Mucho se ha conjeturado sobre su destino en aquellas circunstancias, corriendo al respecto algunas versiones ominosas. Pero hay una que recién ahora sale a la luz: Malére habría estado allí, sin que le tocaran un pelo, bajo la protección del “Gitano” –cuya identidad será mantenida en reserva–. Era un pistolero muy respetado en el ambiente, incluso por los “Apóstoles”.
Ella permanecería en cautiverio durante ochos largos días.
El paso del tiempo fue minando la fortaleza del levantamiento. Por tal razón, sus hacedores redujeron sus exigencias a una sola: ser trasladados a la cárcel de Caseros. Eso les fue concedido. Su capitulación se produjo al clarear el 8 de abril.
La pesadilla había concluido. O por lo menos, aquella.
Porque casi un mes y medio después –durante el anochecer del 25 de mayo–, los “Apóstoles” incurrieron una “remake” de Sierra Chica, al tomar un sector del penal, con rehenes incluidos. Sin embargo, el asunto fue sofocado con suma celeridad por el Servicio Penitenciario Federal (SPF). Y de Caseros fueron a parar al penal de Melchor Romero.
En febrero de 2000 comenzó el juicio oral por el motín de Sierra Chica. Los “Apóstoles” aguardaban con entusiasmo aquella instancia, puesto que sus traslados hacia una sede tribunalicia de La Plata ofrecía una gran oportunidad para darse a la fuga. ¿Acaso la tercera sería la vencida? Sin embargo, aquello no se dio: en previsión a tal posibilidad, el tribunal se instaló en el lugar del arresto y ellos presenciaron el debate por circuito cerrado desde una jaula.
El grupo fue condenado a prisión perpetua.
A casi 27 años de los hechos, el destino de los “Apóstoles” fue dispar.
Popó Brandán Juárez recuperó la libertad en 2010 y cuatro meses después volvió a “perder” por asalto y secuestro extorsivo; aún sigue preso.
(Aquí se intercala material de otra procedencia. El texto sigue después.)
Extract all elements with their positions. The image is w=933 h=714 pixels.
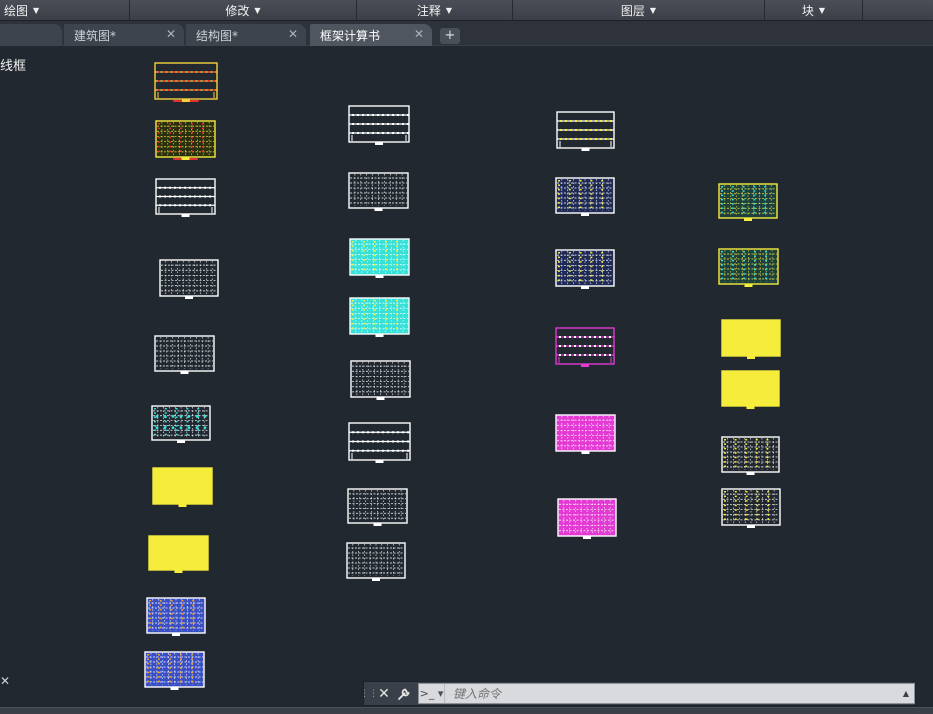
drawing-sheet-thumbnail[interactable] (346, 542, 406, 583)
panel-draw[interactable]: 绘图 ▼ (0, 0, 130, 21)
drawing-sheet-thumbnail[interactable] (146, 597, 206, 638)
drawing-sheet-thumbnail[interactable] (349, 238, 410, 280)
drawing-sheet-thumbnail[interactable] (154, 62, 218, 104)
drawing-sheet-thumbnail[interactable] (350, 360, 411, 402)
drawing-sheet-thumbnail[interactable] (348, 422, 411, 465)
drawing-sheet-thumbnail[interactable] (348, 105, 410, 147)
drawing-sheet-thumbnail[interactable] (349, 297, 410, 339)
tab-architectural[interactable]: 建筑图* ✕ (64, 24, 184, 46)
chevron-down-icon: ▼ (445, 6, 453, 15)
drawing-sheet-thumbnail[interactable] (151, 405, 211, 445)
drawing-sheet-thumbnail[interactable] (152, 467, 213, 509)
viewport-style-label[interactable]: 线框 (0, 55, 26, 74)
ribbon-panel-bar: 绘图 ▼ 修改 ▼ 注释 ▼ 图层 ▼ 块 ▼ (0, 0, 933, 21)
drawing-sheet-thumbnail[interactable] (159, 259, 219, 301)
tab-architectural-label: 建筑图* (74, 28, 117, 43)
drawing-sheet-thumbnail[interactable] (148, 535, 209, 575)
tab-start[interactable] (0, 24, 62, 46)
panel-block[interactable]: 块 ▼ (765, 0, 863, 21)
command-input[interactable] (445, 684, 898, 703)
chevron-down-icon: ▼ (649, 6, 657, 15)
drawing-sheet-thumbnail[interactable] (347, 488, 408, 528)
tab-structural[interactable]: 结构图* ✕ (186, 24, 306, 46)
tab-frame-calc-label: 框架计算书 (320, 28, 381, 43)
chevron-down-icon: ▼ (818, 6, 826, 15)
command-line: ⋮⋮ ✕ >_ ▾ ▲ (360, 681, 916, 706)
drawing-sheet-thumbnail[interactable] (721, 370, 780, 411)
drawing-sheet-thumbnail[interactable] (556, 111, 615, 153)
drawing-sheet-thumbnail[interactable] (555, 327, 615, 369)
drawing-sheet-thumbnail[interactable] (348, 172, 409, 213)
panel-layers[interactable]: 图层 ▼ (513, 0, 765, 21)
new-tab-button[interactable]: + (440, 28, 460, 44)
drawing-sheet-thumbnail[interactable] (155, 178, 216, 219)
wrench-icon[interactable] (394, 684, 414, 704)
chevron-down-icon: ▼ (33, 6, 40, 15)
close-icon[interactable]: ✕ (374, 684, 394, 704)
panel-block-label: 块 (801, 4, 814, 18)
cad-application: 绘图 ▼ 修改 ▼ 注释 ▼ 图层 ▼ 块 ▼ 建筑图* ✕ 结构图* ✕ 框架计算书 ✕ + … (0, 0, 933, 714)
status-bar (0, 707, 933, 714)
drawing-sheet-thumbnail[interactable] (555, 414, 616, 456)
close-icon[interactable]: ✕ (166, 27, 176, 41)
drawing-sheet-thumbnail[interactable] (721, 436, 780, 477)
panel-modify[interactable]: 修改 ▼ (130, 0, 357, 21)
chevron-up-icon[interactable]: ▲ (898, 684, 914, 703)
panel-layers-label: 图层 (620, 4, 645, 18)
panel-modify-label: 修改 (225, 4, 250, 18)
ucs-icon: ✕ (0, 674, 11, 688)
drawing-sheet-thumbnail[interactable] (718, 183, 778, 223)
panel-annotate[interactable]: 注释 ▼ (357, 0, 513, 21)
close-icon[interactable]: ✕ (288, 27, 298, 41)
drawing-sheet-thumbnail[interactable] (557, 498, 617, 541)
panel-extra[interactable] (863, 0, 933, 21)
drawing-canvas[interactable]: 线框 ✕ (0, 47, 933, 706)
file-tabs-bar: 建筑图* ✕ 结构图* ✕ 框架计算书 ✕ + (0, 21, 933, 46)
close-icon[interactable]: ✕ (414, 27, 424, 41)
grip-handle-icon[interactable]: ⋮⋮ (360, 682, 378, 705)
drawing-sheet-thumbnail[interactable] (155, 120, 216, 162)
command-input-container: >_ ▾ ▲ (418, 683, 915, 704)
tab-frame-calc[interactable]: 框架计算书 ✕ (310, 24, 432, 46)
tab-structural-label: 结构图* (196, 28, 239, 43)
command-prompt-icon[interactable]: >_ ▾ (419, 684, 445, 703)
chevron-down-icon: ▼ (254, 6, 261, 15)
drawing-sheet-thumbnail[interactable] (144, 651, 205, 692)
panel-draw-label: 绘图 (4, 4, 29, 18)
panel-annotate-label: 注释 (416, 4, 441, 18)
drawing-sheet-thumbnail[interactable] (154, 335, 215, 376)
drawing-sheet-thumbnail[interactable] (718, 248, 779, 289)
drawing-sheet-thumbnail[interactable] (555, 249, 615, 291)
drawing-sheet-thumbnail[interactable] (721, 488, 781, 530)
drawing-sheet-thumbnail[interactable] (721, 319, 781, 361)
drawing-sheet-thumbnail[interactable] (555, 177, 615, 218)
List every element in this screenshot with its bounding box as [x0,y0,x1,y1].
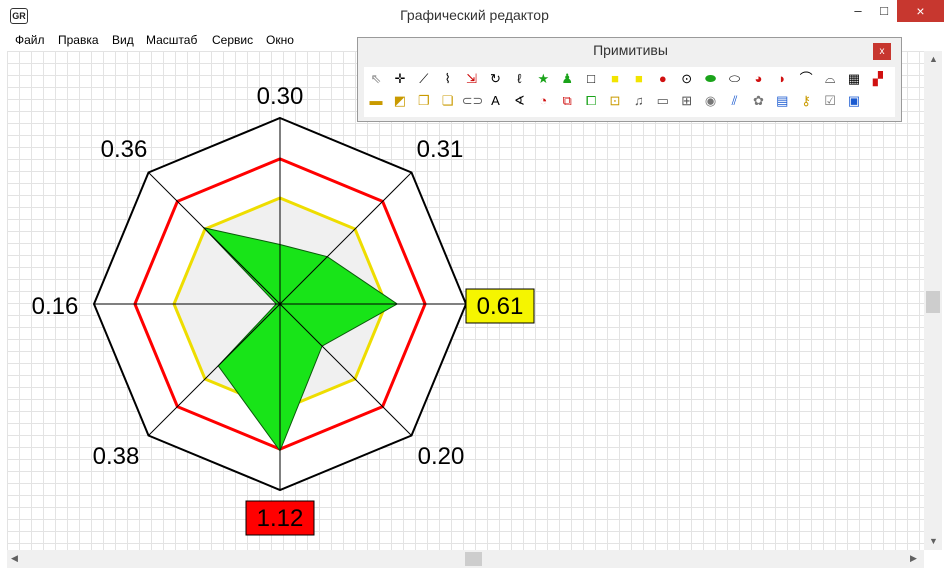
radar-label-7: 0.36 [101,136,148,163]
half-circle-tool-icon[interactable]: ◗ [772,69,792,89]
status-strip [0,568,949,576]
window-title: Графический редактор [400,7,549,23]
close-button[interactable]: × [897,0,944,22]
arc-points-tool-icon[interactable]: ⌒ [796,69,816,89]
checkbox-tool-icon[interactable]: ☑ [820,91,840,111]
radar-label-2: 0.61 [477,293,524,320]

Jorge Pedraza continúa cumpliendo su condena.
Carlos Gorosito Ibáñez y Ariel Acuña también están tras las rejas, aunque por otros delitos.
Miguel Ángel Acevedo falleció en 2007 a raíz de un puntazo, sin haber abandonado la prisión.
Los otros siete se extraviaron entre las hendijas del tiempo. Y el viejo penal de Sierra Chica todavía es un monasterio de (forzada) clausura.